As part of a successful legal action taken by Alison against the hospital her case was examined by a number of UK experts – including Professor Ian Ellis, a leading consultant pathologist based at Nottingham City Hospital.

Prof Ellis: “It sounds very small, two out of 39 but these are very, very fundamental and serious errors so they are red flag type of errors.

"And so in my opinion that is of concern. The number of breast cases that he had looked at were a few hundred, that’s not a huge number of cases and certainly if I was asked my opinion on what to do I would recommend a review of all the cases.”

St James's Hospital decided a full review of all breast cases examined by the pathologist was not required.

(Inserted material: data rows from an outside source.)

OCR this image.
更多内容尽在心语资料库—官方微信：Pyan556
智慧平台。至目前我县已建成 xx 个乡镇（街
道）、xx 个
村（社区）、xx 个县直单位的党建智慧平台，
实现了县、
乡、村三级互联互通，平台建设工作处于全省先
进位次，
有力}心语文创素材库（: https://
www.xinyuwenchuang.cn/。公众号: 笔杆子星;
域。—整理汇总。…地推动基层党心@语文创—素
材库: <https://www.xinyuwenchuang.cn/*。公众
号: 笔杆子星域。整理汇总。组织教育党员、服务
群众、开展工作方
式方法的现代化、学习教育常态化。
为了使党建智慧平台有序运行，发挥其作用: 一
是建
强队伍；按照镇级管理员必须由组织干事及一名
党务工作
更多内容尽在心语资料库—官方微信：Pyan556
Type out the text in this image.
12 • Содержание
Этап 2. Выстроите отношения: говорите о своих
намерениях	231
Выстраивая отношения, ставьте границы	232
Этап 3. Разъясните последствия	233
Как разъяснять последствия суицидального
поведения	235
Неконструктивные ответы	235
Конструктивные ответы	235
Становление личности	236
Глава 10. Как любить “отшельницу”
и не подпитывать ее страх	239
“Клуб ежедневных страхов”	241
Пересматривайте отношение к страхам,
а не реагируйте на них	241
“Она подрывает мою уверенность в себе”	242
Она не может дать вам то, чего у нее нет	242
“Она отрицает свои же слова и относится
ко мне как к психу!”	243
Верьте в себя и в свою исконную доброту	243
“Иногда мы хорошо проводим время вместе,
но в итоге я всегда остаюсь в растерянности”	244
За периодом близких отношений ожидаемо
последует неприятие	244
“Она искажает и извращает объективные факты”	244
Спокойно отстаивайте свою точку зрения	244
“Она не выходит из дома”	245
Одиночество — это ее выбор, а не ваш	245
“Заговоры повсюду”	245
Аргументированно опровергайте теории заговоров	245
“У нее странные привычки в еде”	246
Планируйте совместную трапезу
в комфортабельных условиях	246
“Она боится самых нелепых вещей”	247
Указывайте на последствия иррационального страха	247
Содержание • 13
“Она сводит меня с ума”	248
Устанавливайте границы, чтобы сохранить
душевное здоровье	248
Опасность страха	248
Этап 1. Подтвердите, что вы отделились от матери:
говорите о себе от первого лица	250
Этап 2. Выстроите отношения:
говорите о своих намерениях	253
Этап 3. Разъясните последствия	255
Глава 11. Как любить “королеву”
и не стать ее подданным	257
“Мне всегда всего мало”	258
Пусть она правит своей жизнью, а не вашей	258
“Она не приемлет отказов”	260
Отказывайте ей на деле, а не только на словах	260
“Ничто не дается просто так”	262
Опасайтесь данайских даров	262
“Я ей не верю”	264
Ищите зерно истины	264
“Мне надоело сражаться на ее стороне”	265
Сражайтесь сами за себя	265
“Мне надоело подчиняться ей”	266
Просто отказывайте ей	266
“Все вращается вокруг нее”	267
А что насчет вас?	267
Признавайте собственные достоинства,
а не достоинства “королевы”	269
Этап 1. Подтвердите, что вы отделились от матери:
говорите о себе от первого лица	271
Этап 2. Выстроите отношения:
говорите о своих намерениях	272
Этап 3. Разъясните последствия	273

The pathologist did not work on breast cases alone and during his time at the hospital he analysed specimens on almost 2,700 cases including other specialities.

His performance in these areas has never been examined.

In a statement to RTÉ Investigates St James's Hospital said it "treated the review of her case, which was completed in February 2013 as part of the overall review and shared it with the patient together with other related documents in November 2013 when the review was complete."

The hospital also said it "fully acknowledges that the missed diagnosis error occurred. For this the hospital was and remains unequivocally sorry."

Despite repeated requests from RTÉ Investigates, St James hospital failed to confirm that the second patient has been informed that she was misdiagnosed.

In a statement the hospital said “St. James’s Hospital can confirm that all relevant elements of the patients care were discussed with her at the time of diagnosis and eight years later the patient remains in normal active clinical review.”